Even without bird feeders our yard is filled with a huge variety of birds, as are the tree-lined streets in this part of town. This morning there are Robins, Cardinals, Cat Birds, Blue Jays, Chickadees, Wrens, and a Woodpecker drumming in the distance. The only incongruity that interrupts the joyous symphony of winged creatures is a wailing siren going about the business of humanity.

The temperature is about 75 degrees. I’t muggy and the air is still. I take my sunglasses off and on as I move into shade and then into light so bright I can’t see without them. I begin counting my steps, loose track, and begin again.

When I’m meditating on my cushion, I focus on my breath … the in, the out, and the space in between. Out here that’s difficult. Having fallen last year because I wasn’t paying attention on one of my walks, I want to stay aware of where my feet are, how I lift them, and put them down. Counting helps to keep me somewhat focused until my mind again wanders.

Ten minutes in, my shirt is getting damp and my breathing is a bit more labored as I go up a hill. I’ve got a bit of a twinge in my lower back and my feet are hot, encased in athletic shoes. This is how it is walking in the summer. I allow myself to really feel it, then push away the thought of quitting and going back to my air-conditioned home. I refocus on my steps.

As I walk down fraternity row, there are actually roses blooming in one the frat house yards. When the University is in session, there are usually beer cans, liquor bottles, and discarded packaging from fast-food establishments littering every inch of ground. I like the summer look better.

As a runner brushes by me on the narrow sidewalk, I turn the corner onto a small, one-way lane where older homes stand under a magnificently dense canopy of trees. It’s always cooler here. On  this street are two gardens that I adore. Walking by slowly, they always make me smile. I want to stop and sit on the bench in the one on my left, surrounded by a graying picket fence. There are winding paths through thick beds of ferns and other shade loving plants. But I don’t even dare to stop and take a photo. I’m a private person and I assume everyone else is too.

The garden directly across the street is about the size of a postage stamp. The Ancient brick home was probably built around the turn of twentieth century, but its worn well and looks welcoming and cozy. Its short walkway to the front door, is covered with a multitude of potted plants. There is Coleus in dark maroon, with pink and lime green highlights, variegated hostas, ferns, and other plants with colorful leaves that I can’t identify. If I were to move to a smaller house without much of a yard, I’d choose this one or one like it, tucked away on a quiet street.
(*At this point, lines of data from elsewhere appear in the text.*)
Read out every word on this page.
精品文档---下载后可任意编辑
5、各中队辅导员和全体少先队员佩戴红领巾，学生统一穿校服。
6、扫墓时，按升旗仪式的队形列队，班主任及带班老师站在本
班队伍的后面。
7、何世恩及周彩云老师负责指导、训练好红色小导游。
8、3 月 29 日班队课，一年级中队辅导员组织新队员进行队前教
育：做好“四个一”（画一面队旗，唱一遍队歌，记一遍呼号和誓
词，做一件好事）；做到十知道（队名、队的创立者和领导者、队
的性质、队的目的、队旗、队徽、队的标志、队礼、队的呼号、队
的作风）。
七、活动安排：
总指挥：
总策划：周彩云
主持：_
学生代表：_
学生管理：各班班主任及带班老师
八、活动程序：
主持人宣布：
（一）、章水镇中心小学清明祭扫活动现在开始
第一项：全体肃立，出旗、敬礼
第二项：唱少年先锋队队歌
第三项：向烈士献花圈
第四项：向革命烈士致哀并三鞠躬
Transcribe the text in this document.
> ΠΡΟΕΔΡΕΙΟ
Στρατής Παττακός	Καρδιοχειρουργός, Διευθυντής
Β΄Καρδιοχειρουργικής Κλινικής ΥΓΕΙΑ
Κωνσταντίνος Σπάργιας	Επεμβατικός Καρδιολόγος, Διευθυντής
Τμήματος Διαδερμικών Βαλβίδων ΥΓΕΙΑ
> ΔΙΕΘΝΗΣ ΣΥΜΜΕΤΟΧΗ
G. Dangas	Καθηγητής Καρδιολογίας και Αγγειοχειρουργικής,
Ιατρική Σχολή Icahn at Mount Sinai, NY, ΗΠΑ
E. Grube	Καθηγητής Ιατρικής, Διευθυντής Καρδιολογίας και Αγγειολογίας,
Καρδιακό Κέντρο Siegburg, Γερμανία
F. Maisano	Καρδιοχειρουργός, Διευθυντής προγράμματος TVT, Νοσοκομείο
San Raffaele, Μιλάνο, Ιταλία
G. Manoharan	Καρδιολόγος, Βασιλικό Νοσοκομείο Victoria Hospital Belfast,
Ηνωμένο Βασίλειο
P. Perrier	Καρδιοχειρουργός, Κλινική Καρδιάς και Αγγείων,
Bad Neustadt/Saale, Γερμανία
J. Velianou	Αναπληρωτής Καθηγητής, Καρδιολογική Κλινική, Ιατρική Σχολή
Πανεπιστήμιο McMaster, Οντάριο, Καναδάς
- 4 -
In my delight of seeing the gardens, I’ve again lost count of my steps. I almost tripped a few steps ago. My toes sometimes drag rather than lift off the ground. I begin again, trying to stay on count, allowing everything else fall away.

This is a quiet segment of time here. The UVA students are gone, elementary and high schools are still in session, and the tourists haven’t yet arrived. I love the bit of sleepiness the city exudes for the moment. But it won’t last long. Soon summer school will be in session and in early August students will begin returning to continue their year long studies.

Forty minutes later, on my way back down the hill toward home, I wave to a neighbor out weeding his garden. Though I’m tired, sweaty, and hot, my head is clear of the tension and worry I started the day with. I’m ready to begin the work of surviving the twists and turns of today. Will there be surprises? Boredom? New discoveries? Disappointments?

This is my morning ritual. On days when I don’t have time and need to rush from one thing to the next, I get lost in the chaos. Is this walking a meditation equal to sitting on my cushion? I think so. It’s a time for noticing, for asking questions, for being relaxed, and finding the light in my heart.

Are you a meditator? Do you have a morning ritual that you consider meditation even though you aren’t sitting on a cushion watching your thoughts pass by?